Cosa volete esprimere con la vostra musica? Fare musica, fondamentalmente, è una grande passione che nasce dall’urgenza di esprimere se stessi prima di tutto. In generale, Captain Swing è una band che tenta di scrivere belle canzoni che abbiano melodie orecchiabili e chitarre distorte. Per di più, troviamo noioso comporre canzoni nello stesso stile o con atmosfere simili perché ci pare più divertente spaziare fra i generi e sperimentare cose nuove. Infatti, non mi sorprenderebbe se il gruppo, in futuro, iniziasse a creare colonne sonore, musical o brani di un minuto alla Napalm Death. In fin dei conti, adoriamo il “varietà”.

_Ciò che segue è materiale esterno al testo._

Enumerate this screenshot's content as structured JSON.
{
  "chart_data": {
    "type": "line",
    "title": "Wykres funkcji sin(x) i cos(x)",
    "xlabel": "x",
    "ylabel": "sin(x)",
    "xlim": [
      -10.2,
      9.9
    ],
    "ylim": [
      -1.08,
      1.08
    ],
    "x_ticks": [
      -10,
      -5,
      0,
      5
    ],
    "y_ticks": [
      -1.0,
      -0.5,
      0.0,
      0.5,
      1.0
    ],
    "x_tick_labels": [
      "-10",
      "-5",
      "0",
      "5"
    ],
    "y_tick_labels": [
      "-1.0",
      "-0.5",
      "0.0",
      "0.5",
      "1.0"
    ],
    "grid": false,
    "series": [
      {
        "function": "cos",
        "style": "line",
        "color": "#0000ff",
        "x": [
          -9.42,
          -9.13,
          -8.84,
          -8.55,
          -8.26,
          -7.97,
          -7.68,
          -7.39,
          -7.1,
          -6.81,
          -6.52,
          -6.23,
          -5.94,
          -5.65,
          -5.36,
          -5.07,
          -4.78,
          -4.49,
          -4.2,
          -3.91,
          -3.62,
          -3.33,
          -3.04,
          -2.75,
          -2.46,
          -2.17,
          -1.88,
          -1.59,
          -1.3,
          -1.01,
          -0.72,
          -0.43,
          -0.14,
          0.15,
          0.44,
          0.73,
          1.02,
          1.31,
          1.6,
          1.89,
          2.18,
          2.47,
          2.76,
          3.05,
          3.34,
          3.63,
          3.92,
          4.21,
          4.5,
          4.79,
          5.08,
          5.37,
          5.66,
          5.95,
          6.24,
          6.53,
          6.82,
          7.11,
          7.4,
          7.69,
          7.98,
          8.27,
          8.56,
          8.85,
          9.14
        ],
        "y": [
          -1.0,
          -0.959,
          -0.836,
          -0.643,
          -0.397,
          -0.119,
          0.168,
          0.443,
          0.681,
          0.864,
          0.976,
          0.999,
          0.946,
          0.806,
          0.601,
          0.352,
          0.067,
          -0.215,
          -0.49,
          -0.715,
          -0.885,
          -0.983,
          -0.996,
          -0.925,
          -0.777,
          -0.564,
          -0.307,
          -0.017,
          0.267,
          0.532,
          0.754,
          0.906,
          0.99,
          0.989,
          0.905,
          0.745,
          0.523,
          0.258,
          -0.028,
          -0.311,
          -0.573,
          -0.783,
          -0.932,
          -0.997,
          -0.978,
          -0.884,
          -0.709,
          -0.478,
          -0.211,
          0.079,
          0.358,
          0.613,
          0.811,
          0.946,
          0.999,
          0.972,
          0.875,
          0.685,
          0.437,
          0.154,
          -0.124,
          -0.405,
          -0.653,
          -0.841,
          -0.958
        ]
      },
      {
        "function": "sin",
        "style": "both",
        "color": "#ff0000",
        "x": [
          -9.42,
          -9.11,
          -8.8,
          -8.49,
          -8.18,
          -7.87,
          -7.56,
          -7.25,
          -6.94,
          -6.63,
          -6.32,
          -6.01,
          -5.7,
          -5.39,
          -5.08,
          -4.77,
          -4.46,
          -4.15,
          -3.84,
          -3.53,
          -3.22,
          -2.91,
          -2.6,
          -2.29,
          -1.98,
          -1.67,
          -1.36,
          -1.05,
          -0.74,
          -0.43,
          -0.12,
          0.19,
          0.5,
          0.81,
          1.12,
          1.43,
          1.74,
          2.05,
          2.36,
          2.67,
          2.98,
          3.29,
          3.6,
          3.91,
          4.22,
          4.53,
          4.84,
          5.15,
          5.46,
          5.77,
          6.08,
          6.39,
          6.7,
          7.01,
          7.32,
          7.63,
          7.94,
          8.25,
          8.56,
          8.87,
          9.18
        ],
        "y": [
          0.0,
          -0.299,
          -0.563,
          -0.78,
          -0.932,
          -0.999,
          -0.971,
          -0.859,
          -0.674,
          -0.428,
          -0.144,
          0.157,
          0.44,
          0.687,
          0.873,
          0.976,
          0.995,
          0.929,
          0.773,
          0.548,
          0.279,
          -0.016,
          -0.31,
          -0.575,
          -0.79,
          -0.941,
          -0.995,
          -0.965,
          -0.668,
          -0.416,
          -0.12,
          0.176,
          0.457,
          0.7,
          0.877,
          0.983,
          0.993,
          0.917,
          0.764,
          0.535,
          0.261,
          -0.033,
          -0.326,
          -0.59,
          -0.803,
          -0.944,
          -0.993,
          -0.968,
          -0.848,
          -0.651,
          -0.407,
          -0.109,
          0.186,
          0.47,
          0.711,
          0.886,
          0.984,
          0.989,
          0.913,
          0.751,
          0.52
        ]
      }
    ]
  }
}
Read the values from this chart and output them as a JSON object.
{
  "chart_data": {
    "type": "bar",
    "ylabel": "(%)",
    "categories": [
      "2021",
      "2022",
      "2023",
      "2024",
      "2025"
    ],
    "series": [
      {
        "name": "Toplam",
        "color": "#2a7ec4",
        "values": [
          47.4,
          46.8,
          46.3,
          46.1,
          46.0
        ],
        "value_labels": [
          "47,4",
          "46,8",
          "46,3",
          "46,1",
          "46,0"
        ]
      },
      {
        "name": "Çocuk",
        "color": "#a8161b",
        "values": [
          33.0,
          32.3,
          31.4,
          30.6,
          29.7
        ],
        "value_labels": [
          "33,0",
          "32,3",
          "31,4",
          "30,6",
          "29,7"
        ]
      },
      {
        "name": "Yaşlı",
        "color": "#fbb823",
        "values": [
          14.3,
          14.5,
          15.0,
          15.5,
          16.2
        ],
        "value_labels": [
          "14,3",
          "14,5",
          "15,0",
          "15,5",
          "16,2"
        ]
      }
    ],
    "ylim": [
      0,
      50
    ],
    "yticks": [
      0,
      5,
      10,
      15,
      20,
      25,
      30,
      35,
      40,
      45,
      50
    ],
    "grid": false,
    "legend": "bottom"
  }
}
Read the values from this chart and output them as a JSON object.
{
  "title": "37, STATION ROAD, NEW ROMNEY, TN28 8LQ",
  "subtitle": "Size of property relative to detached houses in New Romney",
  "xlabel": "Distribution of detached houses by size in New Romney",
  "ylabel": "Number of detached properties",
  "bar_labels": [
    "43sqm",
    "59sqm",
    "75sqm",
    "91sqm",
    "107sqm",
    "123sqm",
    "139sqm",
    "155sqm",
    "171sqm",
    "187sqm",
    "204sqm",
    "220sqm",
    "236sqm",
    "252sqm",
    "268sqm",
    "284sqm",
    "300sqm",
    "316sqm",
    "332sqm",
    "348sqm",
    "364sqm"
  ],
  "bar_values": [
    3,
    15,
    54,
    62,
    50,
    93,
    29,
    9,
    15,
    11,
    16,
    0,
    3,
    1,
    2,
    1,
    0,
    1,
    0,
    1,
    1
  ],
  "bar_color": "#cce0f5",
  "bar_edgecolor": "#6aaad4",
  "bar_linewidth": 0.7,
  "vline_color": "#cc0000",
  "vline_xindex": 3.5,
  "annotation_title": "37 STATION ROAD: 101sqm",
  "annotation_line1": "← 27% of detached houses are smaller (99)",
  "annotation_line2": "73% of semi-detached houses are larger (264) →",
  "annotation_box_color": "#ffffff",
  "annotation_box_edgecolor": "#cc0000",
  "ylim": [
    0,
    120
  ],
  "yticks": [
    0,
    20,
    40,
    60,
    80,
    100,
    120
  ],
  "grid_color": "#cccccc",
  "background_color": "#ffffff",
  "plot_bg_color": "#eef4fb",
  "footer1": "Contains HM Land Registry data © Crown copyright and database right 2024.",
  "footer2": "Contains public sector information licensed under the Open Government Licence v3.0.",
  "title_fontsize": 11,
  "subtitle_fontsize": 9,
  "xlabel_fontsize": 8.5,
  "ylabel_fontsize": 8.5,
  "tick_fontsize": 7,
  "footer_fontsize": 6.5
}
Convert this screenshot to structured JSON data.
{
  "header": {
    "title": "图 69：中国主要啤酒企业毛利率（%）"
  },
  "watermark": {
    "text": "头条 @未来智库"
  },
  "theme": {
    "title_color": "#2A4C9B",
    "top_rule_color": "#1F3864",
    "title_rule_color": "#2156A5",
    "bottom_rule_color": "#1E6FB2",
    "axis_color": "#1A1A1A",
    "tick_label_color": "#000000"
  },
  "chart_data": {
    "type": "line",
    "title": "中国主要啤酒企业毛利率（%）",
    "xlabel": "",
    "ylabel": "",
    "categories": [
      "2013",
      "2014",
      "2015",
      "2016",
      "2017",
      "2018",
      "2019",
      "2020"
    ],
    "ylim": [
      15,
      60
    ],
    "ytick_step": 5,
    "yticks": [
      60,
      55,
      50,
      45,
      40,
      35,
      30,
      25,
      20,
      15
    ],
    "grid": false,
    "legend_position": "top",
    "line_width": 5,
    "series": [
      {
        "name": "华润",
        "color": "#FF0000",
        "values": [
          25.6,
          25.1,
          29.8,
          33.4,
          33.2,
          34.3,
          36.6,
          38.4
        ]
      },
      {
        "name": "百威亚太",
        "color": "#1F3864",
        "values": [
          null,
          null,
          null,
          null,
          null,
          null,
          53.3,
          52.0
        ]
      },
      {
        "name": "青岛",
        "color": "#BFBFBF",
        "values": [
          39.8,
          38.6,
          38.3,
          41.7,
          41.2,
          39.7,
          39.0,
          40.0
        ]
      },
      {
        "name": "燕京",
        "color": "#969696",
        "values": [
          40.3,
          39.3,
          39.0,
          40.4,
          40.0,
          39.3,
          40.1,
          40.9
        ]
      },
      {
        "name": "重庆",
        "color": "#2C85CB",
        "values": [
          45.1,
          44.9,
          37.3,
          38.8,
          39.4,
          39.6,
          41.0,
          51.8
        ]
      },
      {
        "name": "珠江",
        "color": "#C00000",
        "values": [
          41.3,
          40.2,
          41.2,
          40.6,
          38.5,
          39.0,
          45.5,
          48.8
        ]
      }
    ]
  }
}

Il vostro primo EP è formato da 4 tracce molto belle e accattivanti che strizzano l’occhio al panorama alternative internazionale.  Spiegateci da dove nascono le vostre canzoni. Le versioni embrionali delle canzoni nascono nella mia camera, poi insieme arrangiamo il brano in sala prove o registrandone un provino. Per quanto riguarda l’ep, i quattro brani che lo compongono sono abbastanza rappresentativi della band, anche se, di recente, stiamo lavorando a canzoni un po’ più new-wave e ballabili. We Swing All Alone è la canzone più chitarrosa e tosta dell’ep: parla, vagamente, di come ci si sente ad essere una “band emergente”, ed è, di base, una canzone auto-celebrativa in cui si elogiano i
nostri sforzi nell’emergere, anche se non so bene da cosa. Benedict è una canzone punk rock col ritornello surf e racconta di una vicissitudine con, appunto, una ragazza dal nome Benedetta. Sgt. Owl è un pezzo ironico in cui si cerca di emulare la Sgt. Pepper’s Lonely Hearts Club Band inventando questo Sergente Gufo, un personaggio di nostra fantasia che beve e rimorchia le ragazze nei bar. Stealing Your Music, infine, è molto pop e ironizza sul fatto che il mondo musicale sia ormai talmente saturo da rendere impossibile il creare musica innovativa e originale. Infatti, nel testo, immagino di essere diventato un cleptomane di canzoni altrui che, un bel giorno, si ritrova sotto casa un esercito di cantautori derubati pronti al pestaggio.

C’è un momento in particolare della vostra storia recente che vi sta a cuore e vorreste raccontarci? Beh, il passaggio radiofonico in USA di Stealing Your Music e We Swing da parte di Mike Watt (bassista dei Minutemen e degli Stooges) è stata una bella soddisfazione, come l’esibizione al Neapolis Festival di qualche anno fa. Inoltre, girare il videoclip di We Swing All Alone, diretto da Alessio di Zio, in un luna park, facendoci filmare sulle giostre più improbabili con addosso delle pellicce sintetiche, è stato incredibilmente divertente.Anche l’uscita dell’ep e il vedere fisicamente una copia del nostro primo lavoro discografico fra le mani è stato indubbiamente piacevole.